As thematically provocative as the release is, it's even more arresting on musical grounds—how could it be otherwise when its signature sound is Dreijer Andersson's animalistic howl? Hear, for example, how wildly her voice stretches out on the lines “Even in the suburbs of Rome” and “Bring the fuel to the fire” in “A Tooth For An Eye,” a mesmerizing opener powered by dizzying percussive syncopations. As head-turning as it is, it's a mere scene-setter for the album's first single, “Full of Fire,” a seething, nine-minute dynamo that finds her cryptic drawl goosed by distorted acid-techno rhythms and furious noise-making. Howling sirens merge indistinguishably into the woozy frame of “A Cherry On Top” before the setting metamorphosizes into some diseased version of Eastern-styled chant. Another left turn arrives in the form of disc one's closing “Old Dreams Waiting To Be Realized,” a nineteen-minute drone of glacial character that grew out of The Knife's desire to explore the resonant properties of an empty space, in this case an old boiler room, and “Fracking Fluid Injection,” another long-form instrumental that uses a bedspring to generate rippling wah-wahs of voices and scrapes. Also strong is disc two, which springs into action with the anthemic tribal-jazz of “Raging Lung” and Andersson's impassioned snarl (“And that's when it hurts…” ), after which jittery alien techno spritzes “Networking” with chattering electronics and beats.

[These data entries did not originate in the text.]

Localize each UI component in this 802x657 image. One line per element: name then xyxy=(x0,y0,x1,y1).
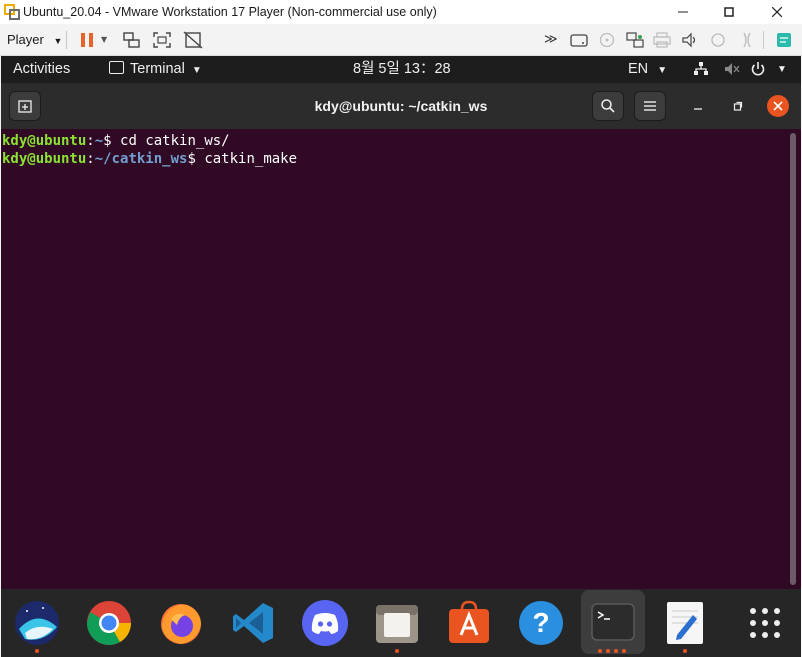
player-menu-label: Player xyxy=(7,32,44,47)
unity-icon[interactable] xyxy=(181,28,205,52)
prompt-path: ~/catkin_ws xyxy=(94,151,188,167)
send-ctrl-alt-del-icon[interactable] xyxy=(120,28,144,52)
restore-icon xyxy=(733,101,743,111)
player-menu[interactable]: Player ▼ xyxy=(7,24,62,55)
dock-app-ubuntu-software[interactable] xyxy=(442,596,496,650)
activities-button[interactable]: Activities xyxy=(13,56,70,83)
ubuntu-top-panel: Activities Terminal ▼ 8월 5일 13：28 EN ▼ ▼ xyxy=(1,56,801,83)
dock-app-chrome[interactable] xyxy=(82,596,136,650)
sound-card-icon[interactable] xyxy=(678,28,702,52)
terminal-restore-button[interactable] xyxy=(728,96,748,116)
app-menu[interactable]: Terminal ▼ xyxy=(109,56,202,83)
app-grid-icon xyxy=(750,608,780,638)
dock-app-files[interactable] xyxy=(370,596,424,650)
printer-icon[interactable] xyxy=(650,28,674,52)
command-text: catkin_make xyxy=(204,151,298,167)
dock-app-help[interactable]: ? xyxy=(514,596,568,650)
pause-icon[interactable] xyxy=(75,28,99,52)
prompt-separator: : xyxy=(86,133,95,149)
svg-text:?: ? xyxy=(532,607,549,638)
dock-app-vscode[interactable] xyxy=(226,596,280,650)
caret-down-icon[interactable]: ▼ xyxy=(777,56,787,83)
terminal-scrollbar[interactable] xyxy=(790,133,796,585)
chrome-icon xyxy=(87,601,131,645)
firefox-icon xyxy=(161,604,201,644)
power-icon[interactable] xyxy=(750,61,766,81)
clock[interactable]: 8월 5일 13：28 xyxy=(353,56,451,83)
terminal-body[interactable] xyxy=(1,129,801,589)
terminal-line: kdy@ubuntu:~$ cd catkin_ws/ xyxy=(2,132,230,150)
prompt-user: kdy@ubuntu xyxy=(2,133,87,149)
running-indicator xyxy=(622,649,626,653)
new-tab-icon xyxy=(18,100,32,113)
hamburger-icon xyxy=(644,101,656,111)
running-indicator xyxy=(606,649,610,653)
prompt-separator: : xyxy=(86,151,95,167)
terminal-small-icon xyxy=(109,61,124,74)
network-wired-icon[interactable] xyxy=(693,61,709,81)
prompt-symbol: $ xyxy=(187,151,205,167)
running-indicator xyxy=(683,649,687,653)
window-title: Ubuntu_20.04 - VMware Workstation 17 Pla… xyxy=(23,5,437,19)
caret-down-icon: ▼ xyxy=(191,65,202,76)
discord-icon xyxy=(302,600,348,646)
display-icon[interactable] xyxy=(735,28,759,52)
terminal-close-button[interactable] xyxy=(767,95,789,117)
input-source-label: EN xyxy=(628,61,649,77)
fullscreen-icon[interactable] xyxy=(150,28,174,52)
close-button[interactable] xyxy=(754,0,800,24)
command-text: cd catkin_ws/ xyxy=(120,133,230,149)
show-applications-button[interactable] xyxy=(738,596,792,650)
running-indicator xyxy=(614,649,618,653)
vscode-icon xyxy=(233,603,273,643)
terminal-icon xyxy=(591,603,635,641)
ubuntu-software-icon xyxy=(449,600,489,643)
volume-muted-icon[interactable] xyxy=(723,61,741,81)
chevron-down-icon: ▼ xyxy=(53,36,63,46)
terminal-headerbar: kdy@ubuntu: ~/catkin_ws xyxy=(1,83,801,129)
app-menu-label: Terminal xyxy=(130,61,185,77)
terminal-title: kdy@ubuntu: ~/catkin_ws xyxy=(314,98,488,114)
running-indicator xyxy=(395,649,399,653)
close-icon xyxy=(773,101,783,111)
toolbar-divider xyxy=(763,31,764,49)
more-icon[interactable]: ≫ xyxy=(544,28,564,52)
dock-app-discord[interactable] xyxy=(298,596,352,650)
running-indicator xyxy=(35,649,39,653)
naver-whale-icon xyxy=(15,601,59,645)
minimize-button[interactable] xyxy=(660,0,706,24)
dock-app-text-editor[interactable] xyxy=(658,596,712,650)
usb-device-icon[interactable] xyxy=(706,28,730,52)
toolbar-divider xyxy=(66,31,67,49)
dock-app-firefox[interactable] xyxy=(154,596,208,650)
prompt-path: ~ xyxy=(94,133,104,149)
text-editor-icon xyxy=(667,602,703,644)
new-tab-button[interactable] xyxy=(9,91,41,121)
vmware-titlebar: Ubuntu_20.04 - VMware Workstation 17 Pla… xyxy=(0,0,802,24)
dock-app-whale[interactable] xyxy=(10,596,64,650)
terminal-minimize-button[interactable] xyxy=(688,96,708,116)
minimize-icon xyxy=(694,108,702,110)
prompt-user: kdy@ubuntu xyxy=(2,151,87,167)
pause-dropdown-icon[interactable]: ▼ xyxy=(101,28,113,52)
maximize-button[interactable] xyxy=(706,0,752,24)
hard-disk-icon[interactable] xyxy=(567,28,591,52)
prompt-symbol: $ xyxy=(103,133,121,149)
message-log-icon[interactable] xyxy=(772,28,796,52)
terminal-line: kdy@ubuntu:~/catkin_ws$ catkin_make xyxy=(2,150,297,168)
files-icon xyxy=(376,605,418,643)
menu-button[interactable] xyxy=(634,91,666,121)
vmware-logo-icon xyxy=(4,4,20,20)
network-adapter-icon[interactable] xyxy=(623,28,647,52)
search-icon xyxy=(601,99,615,113)
help-icon: ? xyxy=(519,601,563,645)
vmware-toolbar: Player ▼ ▼ ≫ xyxy=(0,24,802,56)
input-source-menu[interactable]: EN ▼ xyxy=(628,56,667,83)
cd-drive-icon[interactable] xyxy=(595,28,619,52)
running-indicator xyxy=(598,649,602,653)
search-button[interactable] xyxy=(592,91,624,121)
dock-app-terminal[interactable] xyxy=(581,590,645,654)
caret-down-icon: ▼ xyxy=(657,65,668,76)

Even a cursory listen to Shaking The Habitual suggests that calling The Knife an electronic group makes little sense when the categorization hardly does justice to the group's sound. Instead the album's a sprawling set that boldly transmutes genres like industrial, techno, ambient-drone, and noise into some bizarre new form. African rhythms, Asian vocalizations, and acoustic instruments (percussion and wooden flutes, for example) surface, albeit refracted through the group's distorting lens. Yes, Shaking The Habitual is arguably overlong, and it's hardly an easy listen—the sickly undertow of “Wrap Your Arms Around Me,” for instance, has little in common with anything in ABBA's pop universe—but it's also inspiring to see a now-established outfit challenging itself (reinventing itself might be more accurate) and its listeners so dramatically.